Fenomena masyarakat digital berada dalam struktur model komunikasi yang kompleks. Secara mendasar setiap orang dipaksa untuk melek atau harus tahu media digital yang berbasis pada teknologi sebagai syarat untuk bisa menjadi konsumen distributor maupun produsen informasi.
Seakan dipaksa masuk ke dunia digital membuat banyak yang tidak paham dunia digital. Sehingga cenderung memaknai ruang digital sebagai kehidupan baru.
“Budaya kehidupan nyata sebagai warga negara Indonesia yang santun, ramah tidak ikut dibawa saat ke kehidupan digital sehingga di banyak terjadi cyber bullying, hoaks, isu SARA,” ungkap Catur Nugroho, Dosen Telkom University dalam Webinar Gerakan Nasional Literasi Digital 2021 wilayah Kabupaten Bandung, Jawa Barat, Kamis (1/7/2021).
Catur mengungkapkan, dulu jika seseorang tidak suka dengan kelompok lain cukup di dalam hati saja tidak diungkapkan. Berbeda dengan zaman sekarang, tidak dengan tingkah laku orang langsung diungkapkan bahkan ditulis dengan kata-kata tidak baik.
Dalam bernegara demokrasi sangat wajar bila ada kritikan terlebih yang dilakukan oleh mahasiswa. Catur pun mendukung, sudah seharusnya mahasiswa kritis. Namun, harus tetap berbahasa yang baik, sopan. Penyampaian kritik seperti itu juga yang harusnya dibawa ke dunia maya terlebih di media sosial.
Kebebasan berpendapat, berekspresi di itu bukan tanpa batas. Jangan sampai malah menjadi perundungan di dunia digital. Dimulai dari perbedaan pandangan, lalu mulai terkotak-kotak dan berakhir dengan perundungan. Padahal dampaknya sangat luar biasa, terparah korban sampai depresi hingga bunuh diri.
“Kalau dulu bullying hanya sebatas mengejek pemanggilan nama yang tidak sesuai atau menggunakan nama bapak kita. Walaupun malu tapi masih bisa dimaklumi. Tapi kalau sekarang bullying bentuknya sudah sampai ujaran kebencian, pengungkapan data pribadi di media sosial, beberapa juga malah merendahkan sampai melecehkan. Sungguh miris,” ujarnya.
Bentuk cyber bullying lainnya yaitu penggantian foto atau dibuat meme. Dulu menyangkut foto seseorang ada karikatur di media cetak namun tidak sampai menyinggung perasaan yang digambar justru lucu atau hanya menyentil sedikit. Sekarang, tidak jarang mereka yang terkenal seperti publik figur ada yang fotonya diganti dengan badan binatang oleh seorang haters.

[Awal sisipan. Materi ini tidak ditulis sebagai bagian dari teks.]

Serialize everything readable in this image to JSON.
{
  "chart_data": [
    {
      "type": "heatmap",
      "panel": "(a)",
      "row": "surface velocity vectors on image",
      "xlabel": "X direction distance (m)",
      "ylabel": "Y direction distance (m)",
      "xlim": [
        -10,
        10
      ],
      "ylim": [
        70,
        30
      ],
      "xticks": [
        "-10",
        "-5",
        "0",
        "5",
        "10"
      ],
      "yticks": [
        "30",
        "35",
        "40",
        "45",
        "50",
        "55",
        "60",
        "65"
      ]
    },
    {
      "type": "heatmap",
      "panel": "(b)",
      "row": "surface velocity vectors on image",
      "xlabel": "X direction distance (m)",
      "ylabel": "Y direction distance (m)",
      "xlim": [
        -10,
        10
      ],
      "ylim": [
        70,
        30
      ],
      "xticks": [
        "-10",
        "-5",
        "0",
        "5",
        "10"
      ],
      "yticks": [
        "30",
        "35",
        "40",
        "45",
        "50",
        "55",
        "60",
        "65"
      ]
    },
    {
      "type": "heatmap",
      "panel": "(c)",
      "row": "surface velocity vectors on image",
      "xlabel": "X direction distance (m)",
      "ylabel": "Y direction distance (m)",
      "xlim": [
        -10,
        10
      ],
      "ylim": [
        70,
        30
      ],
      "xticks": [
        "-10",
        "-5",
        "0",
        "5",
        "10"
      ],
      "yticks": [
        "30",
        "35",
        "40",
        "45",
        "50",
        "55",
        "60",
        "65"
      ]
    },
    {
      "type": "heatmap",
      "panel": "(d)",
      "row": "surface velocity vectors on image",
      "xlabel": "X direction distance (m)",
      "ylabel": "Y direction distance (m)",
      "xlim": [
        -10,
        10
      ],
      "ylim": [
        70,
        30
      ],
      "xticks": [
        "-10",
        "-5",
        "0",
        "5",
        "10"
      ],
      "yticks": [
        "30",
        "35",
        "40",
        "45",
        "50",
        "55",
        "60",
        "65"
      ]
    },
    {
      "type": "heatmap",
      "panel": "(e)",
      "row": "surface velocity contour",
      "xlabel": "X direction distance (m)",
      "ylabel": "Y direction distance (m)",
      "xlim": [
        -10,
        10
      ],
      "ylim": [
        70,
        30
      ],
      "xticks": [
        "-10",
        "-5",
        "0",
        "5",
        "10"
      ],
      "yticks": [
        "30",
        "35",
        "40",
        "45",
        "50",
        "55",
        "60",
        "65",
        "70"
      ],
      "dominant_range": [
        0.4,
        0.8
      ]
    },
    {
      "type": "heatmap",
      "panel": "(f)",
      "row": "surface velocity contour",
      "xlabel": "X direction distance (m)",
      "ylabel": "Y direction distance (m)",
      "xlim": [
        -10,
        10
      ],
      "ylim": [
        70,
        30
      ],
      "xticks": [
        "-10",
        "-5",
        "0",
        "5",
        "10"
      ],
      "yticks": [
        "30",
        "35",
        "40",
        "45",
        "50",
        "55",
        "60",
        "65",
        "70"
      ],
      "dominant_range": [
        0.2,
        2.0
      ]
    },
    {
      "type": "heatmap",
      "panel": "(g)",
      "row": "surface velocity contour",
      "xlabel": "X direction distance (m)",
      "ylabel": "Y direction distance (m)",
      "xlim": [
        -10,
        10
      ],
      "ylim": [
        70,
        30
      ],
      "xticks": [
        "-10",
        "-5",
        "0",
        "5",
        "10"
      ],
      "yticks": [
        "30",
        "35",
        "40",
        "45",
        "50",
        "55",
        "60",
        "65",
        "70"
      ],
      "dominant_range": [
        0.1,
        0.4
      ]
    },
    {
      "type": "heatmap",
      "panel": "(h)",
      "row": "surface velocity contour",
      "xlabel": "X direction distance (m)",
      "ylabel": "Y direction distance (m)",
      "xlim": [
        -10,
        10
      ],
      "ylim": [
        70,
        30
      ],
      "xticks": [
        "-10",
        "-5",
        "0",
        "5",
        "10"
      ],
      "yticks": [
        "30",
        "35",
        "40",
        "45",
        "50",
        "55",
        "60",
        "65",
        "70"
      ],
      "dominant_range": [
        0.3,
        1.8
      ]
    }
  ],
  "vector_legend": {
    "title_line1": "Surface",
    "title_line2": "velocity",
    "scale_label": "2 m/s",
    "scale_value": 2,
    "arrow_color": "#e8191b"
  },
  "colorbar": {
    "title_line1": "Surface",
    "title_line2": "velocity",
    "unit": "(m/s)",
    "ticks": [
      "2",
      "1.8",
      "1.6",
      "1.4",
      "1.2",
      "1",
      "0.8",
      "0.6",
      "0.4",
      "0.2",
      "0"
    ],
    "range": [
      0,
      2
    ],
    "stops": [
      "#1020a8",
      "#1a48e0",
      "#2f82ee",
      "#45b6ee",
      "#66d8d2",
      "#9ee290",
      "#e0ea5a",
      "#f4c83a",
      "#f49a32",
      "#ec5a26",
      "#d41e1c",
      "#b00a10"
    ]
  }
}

Indonesia memiliki UU ITE yang sebenarnya mengatur transaksi elektronik namun ada beberapa pasal yang dapat digunakan untuk warga digital yang merugikan orang lain. Seperti Pasal 27 jika ada muatan melanggar kesusilaan, perjudian, penghinaan atau pencemaran nama baik serta pemerasan atau pencemaran. Pasal 28 seputar berita bohong dan menyesatkan. Pasal 29 berisi ancaman kekerasan atau menakut-nakuti.
Webinar Gerakan Nasional Literasi Digital 2021 – untuk Indonesia #MakinCakapDigital diselenggarakan Kementerian Komunikasi dan Informatika (KemenKomInfo) bersama Siberkreasi. Webinar wilayah Kabupaten Pangandaran, Jawa Barat, Kamis (1/7/2021) ini juga menghadirkan pembicara Dicky renaldi, (Kreator Nangkring Siberkreasi), Al Akbar Rahmadillah (Founder Sobat Cyber Indonesia), Sri Astuty (anggota Jaringan Penggiat Literasi Digital – Japelidi) dan Natasha Gracia (Key Opinion Leader).
Gerakan Nasional Literasi Digital 2021 – untuk Indonesia #MakinCakapDigital melibatkan 110 lembaga dan komunitas sebagai agen pendidik Literasi Digital. Kegiatan ini diadakan secara virtual berbasis webinar di 34 Provinsi Indonesia dan 514 Kabupaten.
Kegiatan ini menargetkan 10.000.000 orang terliterasi digital pada tahun 2021, hingga tercapai 50 juta orang terliterasi digital pada 2024. Berlandaskan 4 pilar utama, Budaya Bermedia Digital (Digital Culture), Aman Bermedia (Digital Safety), Etis Bermedia Digital (Digital Ethics), dan Cakap Bermedia Digital (Digital Skills) untuk membuat masyarakat Indonesia semakin cakap digital.